By Shira Wachsmann , John Wild, Maggie Roberts 0rphan Drift

Numerous mycelia communicate environmental changes through their extensive underground networks, employing intricate patterns of electrical activity. This workshop delved into alternative perspectives on AI through practical experiments involving mycelium cultivation. It utilised affordable, accessible equipment to link with mycelium's neural-like spikes in electrical activity, contemplating how mushrooms could act as tangible indicators of the intensity of environmental changes. Additionally, it questioned central evolutionary concepts within the ongoing discourse on Artificial Intelligence.

Workshop participants created their own seeded mycelium network while asking the questions;

  • How does mycelium's pluralistic symbiotic relationship with other species challenge the application of universal and binary logics in digital AI?

  • Can we develop environmentally sustainable computing whose logic and flows of information work with and through living biological systems?

  • Is it feasible to develop AI algorithms that facilitate symbiotic co-evolution with nature?

  • Is a sustainable AI based on bio-computing viable?

  • Could the subtle boundaries between artificial and natural worlds hold keys to inspire a revaluation of our entangled relationship with technology and the ecosystems we inhabit?

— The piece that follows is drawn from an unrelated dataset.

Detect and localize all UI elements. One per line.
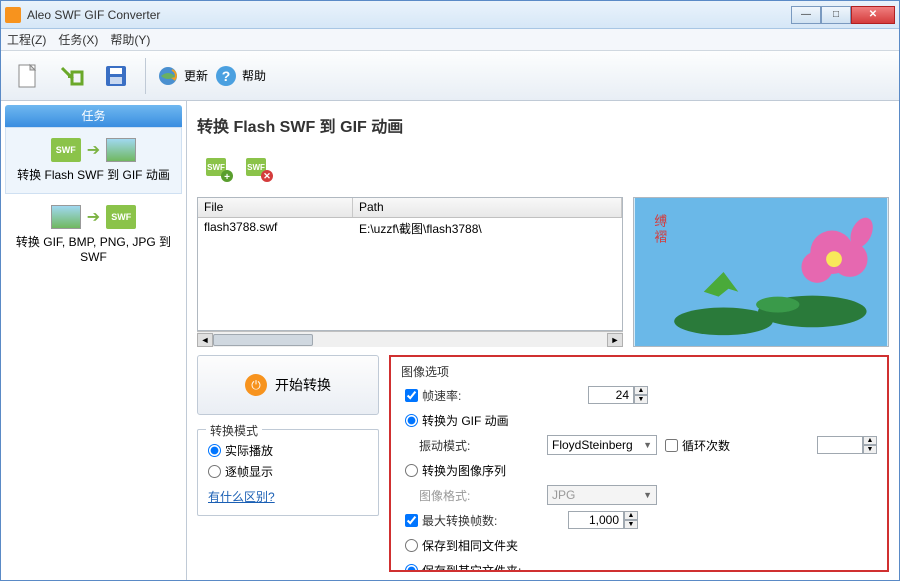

The workshop was accompanied by a series of meditations on becoming Octopus by Maggie Roberts 0rphan Drift. Becoming Octopus aimed to transport the meditator into the body, sensory attributes, and liquid environment of a Common Octopus. This involved prioritising the senses of touch and taste; processing reality with 8 arms and a central processing unit simultaneously; flowing the outside through the insides and camouflaging the body to become the ground using an array of colour effects and protean skin textures. The experience combines meditation techniques, communications with an octopus and expanding human perception to engage with multidimensional beings – all in response to the current uncertainty and extended temporality we find ourselves in.